I’m sure you will be pleased to read that I finally got my car through the MOT. Not without paying the equivalent of more than a month’ rent on repairs though. And the only repair that I was aware that WAS needed was still not done. My car was at the garage for a whole week. I repeatedly had to call them, then they almost lost some important papers needed for the MOT, said they’d call me back but never did. On Sunday (when they are closed), I got a message that my car was ready to be picked up…
Then on the coldest night of the year, we lost power in the house. A fuse blew because there was water in one of the lamp shades (condensation according to the landlord, while we worried it might be the snow from the roof leaking into the house…). It would have been easy enough to restore power – had we known how to work this particular fuse box. But we didn’t and it was 11pm when it happened. So, nobody to ask really (even though our dear neighbours told us afterwards we could have rung them anyway). Instead, we went to bed with lots of extra blankets.

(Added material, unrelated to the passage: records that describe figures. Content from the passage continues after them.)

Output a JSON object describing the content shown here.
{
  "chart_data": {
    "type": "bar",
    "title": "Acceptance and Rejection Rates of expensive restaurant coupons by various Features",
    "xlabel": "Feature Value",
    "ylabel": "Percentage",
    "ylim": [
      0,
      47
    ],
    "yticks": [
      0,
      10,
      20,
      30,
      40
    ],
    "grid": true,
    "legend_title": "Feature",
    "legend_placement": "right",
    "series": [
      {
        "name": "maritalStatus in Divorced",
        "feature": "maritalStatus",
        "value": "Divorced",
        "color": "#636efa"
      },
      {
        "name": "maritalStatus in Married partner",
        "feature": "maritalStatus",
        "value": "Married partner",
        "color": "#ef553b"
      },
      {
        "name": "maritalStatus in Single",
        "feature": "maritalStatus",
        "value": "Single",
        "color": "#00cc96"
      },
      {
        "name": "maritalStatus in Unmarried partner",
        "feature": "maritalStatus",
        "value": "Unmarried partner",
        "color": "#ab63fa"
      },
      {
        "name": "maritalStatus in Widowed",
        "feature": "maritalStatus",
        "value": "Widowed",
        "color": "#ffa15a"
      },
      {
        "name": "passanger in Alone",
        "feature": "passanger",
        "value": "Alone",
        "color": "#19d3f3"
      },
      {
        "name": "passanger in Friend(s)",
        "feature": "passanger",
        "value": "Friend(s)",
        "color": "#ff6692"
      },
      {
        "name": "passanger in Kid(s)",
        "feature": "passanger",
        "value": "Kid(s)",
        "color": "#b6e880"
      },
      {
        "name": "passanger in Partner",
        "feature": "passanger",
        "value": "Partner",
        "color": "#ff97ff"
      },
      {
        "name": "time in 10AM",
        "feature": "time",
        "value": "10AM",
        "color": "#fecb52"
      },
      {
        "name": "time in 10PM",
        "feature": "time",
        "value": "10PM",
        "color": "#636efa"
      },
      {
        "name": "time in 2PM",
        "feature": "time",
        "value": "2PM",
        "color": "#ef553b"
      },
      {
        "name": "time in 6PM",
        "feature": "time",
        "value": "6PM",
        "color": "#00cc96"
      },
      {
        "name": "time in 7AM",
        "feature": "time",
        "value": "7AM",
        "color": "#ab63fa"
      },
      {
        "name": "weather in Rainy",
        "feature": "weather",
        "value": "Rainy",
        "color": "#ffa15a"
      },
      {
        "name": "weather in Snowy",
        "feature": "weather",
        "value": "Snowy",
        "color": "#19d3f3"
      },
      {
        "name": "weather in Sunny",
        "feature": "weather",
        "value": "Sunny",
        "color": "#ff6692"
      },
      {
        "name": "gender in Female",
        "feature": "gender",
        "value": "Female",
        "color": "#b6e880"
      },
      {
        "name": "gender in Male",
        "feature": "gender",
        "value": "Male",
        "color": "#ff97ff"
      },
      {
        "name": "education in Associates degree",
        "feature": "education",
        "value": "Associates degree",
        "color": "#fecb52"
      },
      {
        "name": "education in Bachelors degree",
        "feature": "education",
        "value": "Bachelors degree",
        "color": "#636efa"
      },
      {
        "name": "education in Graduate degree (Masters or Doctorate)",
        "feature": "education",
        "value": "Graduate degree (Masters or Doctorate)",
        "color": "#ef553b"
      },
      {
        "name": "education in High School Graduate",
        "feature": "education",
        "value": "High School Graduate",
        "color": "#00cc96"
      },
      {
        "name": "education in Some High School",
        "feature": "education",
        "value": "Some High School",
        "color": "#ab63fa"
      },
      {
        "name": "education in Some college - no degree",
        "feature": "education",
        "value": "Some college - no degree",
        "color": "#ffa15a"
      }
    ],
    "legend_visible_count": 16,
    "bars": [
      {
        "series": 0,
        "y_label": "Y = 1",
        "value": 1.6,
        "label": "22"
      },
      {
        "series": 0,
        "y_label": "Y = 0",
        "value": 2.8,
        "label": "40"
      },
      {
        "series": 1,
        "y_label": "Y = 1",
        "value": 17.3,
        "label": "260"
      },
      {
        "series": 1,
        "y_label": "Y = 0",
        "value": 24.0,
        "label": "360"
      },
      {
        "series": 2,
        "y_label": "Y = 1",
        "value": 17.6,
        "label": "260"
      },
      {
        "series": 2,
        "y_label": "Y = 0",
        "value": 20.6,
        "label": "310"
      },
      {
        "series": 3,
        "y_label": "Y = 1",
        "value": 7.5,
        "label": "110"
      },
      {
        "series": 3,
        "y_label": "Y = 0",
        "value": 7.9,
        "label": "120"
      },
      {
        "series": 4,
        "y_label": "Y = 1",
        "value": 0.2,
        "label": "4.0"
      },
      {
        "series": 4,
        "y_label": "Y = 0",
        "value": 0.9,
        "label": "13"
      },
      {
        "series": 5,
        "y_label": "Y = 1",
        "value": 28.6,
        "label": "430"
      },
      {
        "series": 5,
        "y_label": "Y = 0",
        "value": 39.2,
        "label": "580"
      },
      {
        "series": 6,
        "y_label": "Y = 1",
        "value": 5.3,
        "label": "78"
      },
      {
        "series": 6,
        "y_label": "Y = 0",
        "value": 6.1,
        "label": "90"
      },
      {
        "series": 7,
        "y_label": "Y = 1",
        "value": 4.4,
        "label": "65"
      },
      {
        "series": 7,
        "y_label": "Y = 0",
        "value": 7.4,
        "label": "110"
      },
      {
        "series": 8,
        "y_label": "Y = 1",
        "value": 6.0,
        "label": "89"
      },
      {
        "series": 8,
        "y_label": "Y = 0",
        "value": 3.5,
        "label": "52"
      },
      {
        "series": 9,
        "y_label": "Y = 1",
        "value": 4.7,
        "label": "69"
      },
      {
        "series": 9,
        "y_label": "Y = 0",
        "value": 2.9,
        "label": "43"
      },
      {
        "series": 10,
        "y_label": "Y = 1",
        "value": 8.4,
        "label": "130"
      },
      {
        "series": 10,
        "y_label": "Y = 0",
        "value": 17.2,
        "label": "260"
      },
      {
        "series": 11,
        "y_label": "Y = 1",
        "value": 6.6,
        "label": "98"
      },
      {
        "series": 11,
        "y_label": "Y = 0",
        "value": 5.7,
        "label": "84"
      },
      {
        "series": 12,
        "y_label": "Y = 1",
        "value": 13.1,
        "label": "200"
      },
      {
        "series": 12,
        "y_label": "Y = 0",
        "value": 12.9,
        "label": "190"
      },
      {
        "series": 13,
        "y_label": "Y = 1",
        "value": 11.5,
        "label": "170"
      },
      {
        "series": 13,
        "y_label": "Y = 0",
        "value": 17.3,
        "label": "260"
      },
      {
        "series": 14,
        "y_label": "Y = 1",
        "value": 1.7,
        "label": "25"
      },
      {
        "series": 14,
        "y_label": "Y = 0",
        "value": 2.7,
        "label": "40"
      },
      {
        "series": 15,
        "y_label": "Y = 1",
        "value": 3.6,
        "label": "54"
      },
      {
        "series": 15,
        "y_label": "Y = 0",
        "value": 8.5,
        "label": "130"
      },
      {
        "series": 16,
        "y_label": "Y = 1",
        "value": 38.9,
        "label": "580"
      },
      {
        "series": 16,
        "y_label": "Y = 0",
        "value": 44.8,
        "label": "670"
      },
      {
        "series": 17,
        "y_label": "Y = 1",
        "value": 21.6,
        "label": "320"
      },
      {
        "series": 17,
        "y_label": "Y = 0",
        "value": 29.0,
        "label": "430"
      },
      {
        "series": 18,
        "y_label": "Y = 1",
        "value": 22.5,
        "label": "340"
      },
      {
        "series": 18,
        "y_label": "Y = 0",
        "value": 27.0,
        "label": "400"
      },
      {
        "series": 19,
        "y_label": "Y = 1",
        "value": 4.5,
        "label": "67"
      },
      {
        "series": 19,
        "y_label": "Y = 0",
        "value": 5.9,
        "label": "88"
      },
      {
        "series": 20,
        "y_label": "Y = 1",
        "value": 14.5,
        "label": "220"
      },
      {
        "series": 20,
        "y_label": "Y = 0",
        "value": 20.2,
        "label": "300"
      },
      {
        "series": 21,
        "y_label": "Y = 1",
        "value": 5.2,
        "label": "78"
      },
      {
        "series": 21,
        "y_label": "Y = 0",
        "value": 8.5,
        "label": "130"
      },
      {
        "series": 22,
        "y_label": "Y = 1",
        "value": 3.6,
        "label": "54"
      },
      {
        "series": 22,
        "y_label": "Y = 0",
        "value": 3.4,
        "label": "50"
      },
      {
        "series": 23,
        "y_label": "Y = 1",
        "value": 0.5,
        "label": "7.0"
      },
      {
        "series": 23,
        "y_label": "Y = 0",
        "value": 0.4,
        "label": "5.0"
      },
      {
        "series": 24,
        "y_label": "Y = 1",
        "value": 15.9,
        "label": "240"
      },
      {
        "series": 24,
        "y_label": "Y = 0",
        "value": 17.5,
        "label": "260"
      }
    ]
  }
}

Furthermore, lockdown is Germany got extended till 7th March, while primary schools reopened this week. There’s a lot of warning of the mutations going on and we are told to expect what happened in the UK just a month or so ago. So, essentially, we are expecting to be in lockdown till Easter at least. As I said in my last newsletter, the whole situation is starting to get to me. And I found myself asking what else could go wrong.
Then of course I saw the news of Texas being snowed in, power cuts for days with no hot water, no electricity, food shortage etc. And I was complaining about one night?!
The other day I read (and reposted) an instagram post about ways we invalidate our feelings. And reading the list, I had to acknowledge that I tend to engage in most of them. One being that I do what I just did above: compare and scold myself because others are much worse off.
I am all for perspective. And putting my own situation in perspective i.e. comparing it to what others are going through does help me. But let’s take away the guilt and shame. Because it’s a fact that I felt what I felt. I have to admit that I worry about moving from self-compassion to self-pity and into victim mentality. Neither would be helpful to me. And I don’t have any advice on how to avoid that or even how to spot it necessarily. It’s something only you (or I) will know.
My advice though is this: when you feel like screaming, it can help to do exactly that. Scream into a pillow if you are around people you don’t want to scare. Let out the frustration, the anger. Allow yourself to feel the fear. And know: This too shall pass.